Pour leurs propres dirigeants, les Français constituent une énigme. La tête ne reconnaitrait donc pas son corps. Un corps d’animal sauvage affligé d’un curieux gène, celui de la grogne sociale. Le psychodrame de la réforme des retraites vient de rajouter une louche de fiel dans cet intradivorce. Avec cette question : le « Gaulois récalcitrant » est-il plus bête que le « terne Helvète » (1)?

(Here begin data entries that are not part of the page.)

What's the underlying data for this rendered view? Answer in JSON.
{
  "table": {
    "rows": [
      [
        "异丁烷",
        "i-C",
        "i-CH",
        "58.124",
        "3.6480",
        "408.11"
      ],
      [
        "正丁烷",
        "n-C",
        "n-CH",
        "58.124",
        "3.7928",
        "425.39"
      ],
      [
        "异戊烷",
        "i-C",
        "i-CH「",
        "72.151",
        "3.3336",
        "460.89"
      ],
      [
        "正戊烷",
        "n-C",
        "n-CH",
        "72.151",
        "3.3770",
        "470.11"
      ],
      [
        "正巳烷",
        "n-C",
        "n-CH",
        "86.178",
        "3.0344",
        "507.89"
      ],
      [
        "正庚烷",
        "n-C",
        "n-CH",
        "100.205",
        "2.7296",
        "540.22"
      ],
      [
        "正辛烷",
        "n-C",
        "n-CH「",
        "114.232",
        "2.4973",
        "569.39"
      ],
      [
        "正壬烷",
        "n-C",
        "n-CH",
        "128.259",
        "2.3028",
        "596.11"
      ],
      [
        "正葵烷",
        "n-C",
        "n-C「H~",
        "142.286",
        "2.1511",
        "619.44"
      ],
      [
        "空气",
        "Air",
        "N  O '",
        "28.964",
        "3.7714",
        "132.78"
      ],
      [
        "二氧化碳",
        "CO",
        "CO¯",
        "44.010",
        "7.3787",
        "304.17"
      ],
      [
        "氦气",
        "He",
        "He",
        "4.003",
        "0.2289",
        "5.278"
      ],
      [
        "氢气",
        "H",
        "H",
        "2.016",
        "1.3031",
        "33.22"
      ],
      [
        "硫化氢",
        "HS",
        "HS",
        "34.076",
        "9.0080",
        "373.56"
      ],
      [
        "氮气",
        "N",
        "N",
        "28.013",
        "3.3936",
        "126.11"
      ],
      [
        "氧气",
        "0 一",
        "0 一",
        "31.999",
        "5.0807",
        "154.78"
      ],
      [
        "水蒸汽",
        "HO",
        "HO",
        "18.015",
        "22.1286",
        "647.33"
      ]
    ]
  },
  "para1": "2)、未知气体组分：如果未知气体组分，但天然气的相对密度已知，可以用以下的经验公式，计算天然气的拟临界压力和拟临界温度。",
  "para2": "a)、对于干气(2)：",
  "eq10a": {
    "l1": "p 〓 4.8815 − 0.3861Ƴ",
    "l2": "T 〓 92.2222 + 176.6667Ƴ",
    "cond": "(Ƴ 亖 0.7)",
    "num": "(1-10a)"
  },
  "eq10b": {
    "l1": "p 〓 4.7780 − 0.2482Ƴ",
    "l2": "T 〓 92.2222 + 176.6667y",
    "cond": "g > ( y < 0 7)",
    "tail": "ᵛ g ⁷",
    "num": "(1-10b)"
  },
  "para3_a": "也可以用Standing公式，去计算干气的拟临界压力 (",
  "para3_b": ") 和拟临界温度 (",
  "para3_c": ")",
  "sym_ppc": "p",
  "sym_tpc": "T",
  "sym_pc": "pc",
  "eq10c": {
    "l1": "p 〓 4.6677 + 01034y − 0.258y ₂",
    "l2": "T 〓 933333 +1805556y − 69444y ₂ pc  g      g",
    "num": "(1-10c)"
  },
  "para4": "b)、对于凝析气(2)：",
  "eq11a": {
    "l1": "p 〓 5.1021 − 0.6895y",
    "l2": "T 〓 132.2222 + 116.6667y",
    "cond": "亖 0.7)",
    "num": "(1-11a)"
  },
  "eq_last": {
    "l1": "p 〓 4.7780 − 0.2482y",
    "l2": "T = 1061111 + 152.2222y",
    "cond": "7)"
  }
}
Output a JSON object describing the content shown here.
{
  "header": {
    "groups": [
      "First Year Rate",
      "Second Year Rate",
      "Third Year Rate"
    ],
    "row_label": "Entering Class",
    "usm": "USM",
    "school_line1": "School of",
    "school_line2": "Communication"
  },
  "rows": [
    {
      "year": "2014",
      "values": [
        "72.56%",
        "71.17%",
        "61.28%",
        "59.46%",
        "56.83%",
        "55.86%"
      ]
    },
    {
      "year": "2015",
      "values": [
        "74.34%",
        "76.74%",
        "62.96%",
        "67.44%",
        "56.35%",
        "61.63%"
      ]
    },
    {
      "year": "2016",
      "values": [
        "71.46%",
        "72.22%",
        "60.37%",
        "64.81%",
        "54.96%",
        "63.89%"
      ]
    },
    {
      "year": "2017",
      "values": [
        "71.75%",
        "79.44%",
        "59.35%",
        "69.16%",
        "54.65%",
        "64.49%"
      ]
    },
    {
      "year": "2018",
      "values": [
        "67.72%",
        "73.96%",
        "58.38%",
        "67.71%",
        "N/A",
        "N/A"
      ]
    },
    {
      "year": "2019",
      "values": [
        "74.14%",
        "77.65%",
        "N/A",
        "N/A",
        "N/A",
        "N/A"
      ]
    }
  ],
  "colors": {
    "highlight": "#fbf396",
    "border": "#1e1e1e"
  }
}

Lors d’une interview menée par notre excellent confrère Richard Werly pour le Blick Romand, la pétulante Roselyne Bachelot – ministre multitâche durant les présidences Chirac, Sarkozy et Macron – a illustré de façon fort éloquente l’état d’esprit de cette tête qui contemple en surplomb ce corps récalcitrant à l’incompréhensible démarche.

Taraudés par l’égalité

A propos de la succession de manifs contre la réforme des retraites qui a drainé des millions de Français, l’ancienne ministre lâche ce long soupir:

Que voulez-vous faire puisquune partie de la population, taraudée par son aspiration à l’égalité, ne regarde pas les réalités en face? Que faire dans un pays où une grande partie des manifestants sont employés ou retraités de la fonction publique, ce qui veut dire quils jouissent dun statut bien plus favorable que la moyenne des actifs?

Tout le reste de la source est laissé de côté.